George Wilson

Personal information
- Date of birth: 14 January 1892
- Place of birth: Kirkham, England
- Date of death: 25 November 1961 (aged 69)
- Place of death: Blackpool, England
- Height: 5 ft 9 in (1.75 m)
- Position: Centre half

Youth career
- Willow's Rovers
- Fleetwood

Senior career*
- Years: Team / Apps / (Gls)
- Morecambe
- 1912–1920: Blackpool / 83 / (14)
- 1920–1925: Sheffield Wednesday / 185 / (5)
- 1925–1930: Nelson / 160 / (18)

International career
- 1921–1924: England / 12 / (0)

= George Wilson (footballer, born 1892) =

English footballer

George Wilson (14 January 1892 – 25 November 1961) was an English footballer who played in his club career at Blackpool and Sheffield Wednesday between 1912 and 1925. He made twelve appearances for England, seven as captain.

==Career==
Wilson was born in Kirkham, Lancashire, and after playing schoolboy football in both Blackpool and Preston, he joined Fleetwood and then Morecambe, playing in the West Lancashire League. He was spotted by a third Fylde Coast club, Blackpool, and signed for the Bloomfield Road outfit in early 1912, making his debut on 27 January in a home victory over Fulham.

After starting his first two games as a forward, Wilson was moved into a midfield role for the final seven games of the 1911–12 season. His only goal for Blackpool that campaign was the winner in a single-goal victory over Birmingham City at Bloomfield Road on 20 April 1912. He was Blackpool's top scorer in his second season at the club, with ten goals in 24 League appearances. Despite his efforts, Blackpool finished at the foot of the Second Division table, but were re-elected for the following season, of which he missed all but one game due to injury. On his return to the team during 1914–15, he established himself at centre half, and managed to get two goals to his name – the first in a 5–1 rout of Clapton Orient on 6 February 1915, and the second in a 2–1 defeat at Nottingham Forest seven days later.

By the time that League football resumed after the First World War, he was "reckoned to be one of the best centre-halves in the game". In his final season at Blackpool, 1919–20, he made 22 League appearances and scored one goal – in the opening game of the season, a 4–2 victory over Leeds City at Bloomfield Road.

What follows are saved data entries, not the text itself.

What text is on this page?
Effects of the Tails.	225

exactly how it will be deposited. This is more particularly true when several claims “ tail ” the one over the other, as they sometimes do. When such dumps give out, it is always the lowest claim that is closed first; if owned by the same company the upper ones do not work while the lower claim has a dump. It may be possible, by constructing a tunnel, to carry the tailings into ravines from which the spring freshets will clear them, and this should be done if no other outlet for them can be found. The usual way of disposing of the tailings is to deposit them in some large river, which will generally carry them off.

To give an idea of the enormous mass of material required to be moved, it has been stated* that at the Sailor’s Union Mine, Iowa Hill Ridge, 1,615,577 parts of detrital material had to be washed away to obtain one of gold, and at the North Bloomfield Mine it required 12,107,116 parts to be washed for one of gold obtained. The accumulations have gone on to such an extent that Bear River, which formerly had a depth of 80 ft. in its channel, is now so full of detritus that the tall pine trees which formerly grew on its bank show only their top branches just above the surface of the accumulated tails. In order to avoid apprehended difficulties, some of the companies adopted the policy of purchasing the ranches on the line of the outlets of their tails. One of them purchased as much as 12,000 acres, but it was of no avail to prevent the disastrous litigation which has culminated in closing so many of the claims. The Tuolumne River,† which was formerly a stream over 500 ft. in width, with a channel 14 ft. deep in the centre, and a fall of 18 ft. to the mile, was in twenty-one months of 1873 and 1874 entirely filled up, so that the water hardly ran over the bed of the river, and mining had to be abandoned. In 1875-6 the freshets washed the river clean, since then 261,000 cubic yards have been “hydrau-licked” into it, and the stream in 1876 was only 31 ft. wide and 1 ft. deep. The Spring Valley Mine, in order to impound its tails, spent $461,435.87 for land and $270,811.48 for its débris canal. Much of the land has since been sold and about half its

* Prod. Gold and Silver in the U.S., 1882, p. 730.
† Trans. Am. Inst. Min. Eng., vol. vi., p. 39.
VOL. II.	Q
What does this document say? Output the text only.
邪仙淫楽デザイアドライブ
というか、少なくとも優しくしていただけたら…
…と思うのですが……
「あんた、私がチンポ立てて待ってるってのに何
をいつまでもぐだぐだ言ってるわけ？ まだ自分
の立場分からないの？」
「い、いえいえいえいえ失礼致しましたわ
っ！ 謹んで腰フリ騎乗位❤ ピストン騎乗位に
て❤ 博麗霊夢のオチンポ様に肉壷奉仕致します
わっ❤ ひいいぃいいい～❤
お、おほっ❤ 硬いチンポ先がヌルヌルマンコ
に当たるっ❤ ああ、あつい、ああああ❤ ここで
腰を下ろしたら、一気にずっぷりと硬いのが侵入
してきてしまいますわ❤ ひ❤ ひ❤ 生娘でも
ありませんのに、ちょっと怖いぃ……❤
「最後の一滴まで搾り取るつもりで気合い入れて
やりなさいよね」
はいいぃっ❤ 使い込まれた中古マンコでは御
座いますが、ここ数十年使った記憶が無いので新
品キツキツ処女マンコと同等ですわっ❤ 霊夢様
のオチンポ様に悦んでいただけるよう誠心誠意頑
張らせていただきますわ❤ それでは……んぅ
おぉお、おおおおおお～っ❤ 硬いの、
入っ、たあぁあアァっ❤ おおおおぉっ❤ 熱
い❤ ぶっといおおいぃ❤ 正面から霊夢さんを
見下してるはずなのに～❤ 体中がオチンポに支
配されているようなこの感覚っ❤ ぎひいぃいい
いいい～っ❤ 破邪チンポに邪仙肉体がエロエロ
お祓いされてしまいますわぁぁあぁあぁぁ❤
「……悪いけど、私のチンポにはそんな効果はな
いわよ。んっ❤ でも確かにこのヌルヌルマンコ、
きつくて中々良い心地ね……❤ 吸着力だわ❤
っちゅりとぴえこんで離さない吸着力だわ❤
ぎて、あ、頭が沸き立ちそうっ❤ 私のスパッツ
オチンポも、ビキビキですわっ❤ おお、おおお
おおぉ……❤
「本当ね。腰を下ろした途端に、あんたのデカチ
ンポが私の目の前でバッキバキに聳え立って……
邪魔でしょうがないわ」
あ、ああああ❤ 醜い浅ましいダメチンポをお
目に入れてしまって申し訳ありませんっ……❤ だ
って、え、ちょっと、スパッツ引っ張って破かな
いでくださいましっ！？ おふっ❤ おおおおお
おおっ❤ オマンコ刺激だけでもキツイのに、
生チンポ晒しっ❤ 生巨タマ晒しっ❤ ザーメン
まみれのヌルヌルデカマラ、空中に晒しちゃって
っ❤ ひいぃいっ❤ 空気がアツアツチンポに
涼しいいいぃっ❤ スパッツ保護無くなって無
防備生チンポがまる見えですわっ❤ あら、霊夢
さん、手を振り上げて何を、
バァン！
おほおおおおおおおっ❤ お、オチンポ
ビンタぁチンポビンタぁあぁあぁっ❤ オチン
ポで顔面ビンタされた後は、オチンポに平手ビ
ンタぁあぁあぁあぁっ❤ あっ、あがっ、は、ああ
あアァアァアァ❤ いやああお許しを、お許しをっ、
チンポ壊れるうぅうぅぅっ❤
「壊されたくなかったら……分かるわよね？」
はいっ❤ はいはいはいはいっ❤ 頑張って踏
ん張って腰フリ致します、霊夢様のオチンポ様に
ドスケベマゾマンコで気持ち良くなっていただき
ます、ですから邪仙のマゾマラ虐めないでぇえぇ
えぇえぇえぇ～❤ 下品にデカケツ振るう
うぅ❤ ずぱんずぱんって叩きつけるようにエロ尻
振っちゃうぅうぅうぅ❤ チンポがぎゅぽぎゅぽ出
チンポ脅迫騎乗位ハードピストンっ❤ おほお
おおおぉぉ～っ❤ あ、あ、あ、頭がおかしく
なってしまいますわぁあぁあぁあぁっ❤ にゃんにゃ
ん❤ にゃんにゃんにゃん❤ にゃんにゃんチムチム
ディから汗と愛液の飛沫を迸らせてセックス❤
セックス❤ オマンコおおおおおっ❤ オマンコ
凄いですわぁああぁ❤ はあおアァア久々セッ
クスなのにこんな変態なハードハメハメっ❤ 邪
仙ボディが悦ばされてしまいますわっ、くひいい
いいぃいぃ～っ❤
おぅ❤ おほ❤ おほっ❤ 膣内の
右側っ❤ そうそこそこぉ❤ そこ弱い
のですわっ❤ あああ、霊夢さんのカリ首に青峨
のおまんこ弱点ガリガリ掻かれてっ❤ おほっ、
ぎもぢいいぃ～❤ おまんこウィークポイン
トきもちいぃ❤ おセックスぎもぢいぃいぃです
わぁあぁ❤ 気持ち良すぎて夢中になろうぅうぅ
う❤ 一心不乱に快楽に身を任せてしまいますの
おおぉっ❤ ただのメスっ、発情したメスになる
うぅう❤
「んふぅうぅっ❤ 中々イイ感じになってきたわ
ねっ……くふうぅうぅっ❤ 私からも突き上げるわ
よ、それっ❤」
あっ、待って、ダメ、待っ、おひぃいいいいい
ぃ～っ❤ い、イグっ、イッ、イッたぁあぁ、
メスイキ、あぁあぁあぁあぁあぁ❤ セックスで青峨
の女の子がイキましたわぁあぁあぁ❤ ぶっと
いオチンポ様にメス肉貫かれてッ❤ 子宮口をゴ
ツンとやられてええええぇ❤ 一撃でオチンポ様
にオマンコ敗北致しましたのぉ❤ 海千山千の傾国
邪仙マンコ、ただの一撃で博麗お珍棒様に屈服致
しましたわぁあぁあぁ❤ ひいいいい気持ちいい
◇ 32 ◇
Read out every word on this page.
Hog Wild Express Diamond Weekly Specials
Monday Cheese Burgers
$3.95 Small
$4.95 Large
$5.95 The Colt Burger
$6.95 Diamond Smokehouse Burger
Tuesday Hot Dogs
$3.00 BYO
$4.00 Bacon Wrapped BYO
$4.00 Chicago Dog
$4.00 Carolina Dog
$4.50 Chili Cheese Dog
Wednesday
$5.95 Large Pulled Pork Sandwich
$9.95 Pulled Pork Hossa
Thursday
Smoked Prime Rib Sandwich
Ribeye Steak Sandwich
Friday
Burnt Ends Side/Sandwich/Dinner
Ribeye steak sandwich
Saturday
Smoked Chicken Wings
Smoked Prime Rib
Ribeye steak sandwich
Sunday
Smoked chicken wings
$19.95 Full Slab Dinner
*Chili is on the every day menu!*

His form attracted him to clubs in the First Division and in March 1920 he crossed the Pennines to join The Wednesday for a fee of £3,000. Unfortunately, his arrival came too late to prevent Wednesday being relegated to the Second Division at the end of the 1919–20 season. Once again, he soon became the first-choice centre-half and, despite playing outside the top division, he was selected for the British Home Championship match against Wales on 14 March 1921. His England debut ended in a goalless draw. He retained his place for the next three matches, and was appointed captain for the match against Northern Ireland on 22 October 1921, which ended in a 1–1 draw.

He was unavailable for the next England match, and his place in the side, and his role as captain, was taken by Max Woosnam who thus gained his solitary England cap. Over the next few matches, Wilson shared the captaincy with Arthur Grimsdell and Charlie Buchan. He was appointed captain for a friendly match against Belgium played at The Arsenal Stadium on 19 March 1923 which ended in a 6–1 victory, with Kenneth Hegan scoring England's first two goals on his debut.

He continued to captain England until his final match against France on 17 May 1924. The match ended in a 3–1 victory, with England's goals coming from Vivian Gibbins (two) and Harry Storer. France's consolation goal was scored by Jules Dewaquez. In his England career, Wilson played twelve matches, seven as captain, with a record of four victories, four draws and four defeats.

He continued to play for Wednesday until July 1925, playing a total of 197 games in all competitions for the club, he then returned to Lancashire joining Nelson for a fee of £2,000. He gave good service to the Third Division North club over five years, before retiring from playing in the summer of 1930.

After retirement, he returned to Blackpool, where he became a licensee for thirty years until he retired in May 1961. He died six months later on 25 November 1961, aged 69.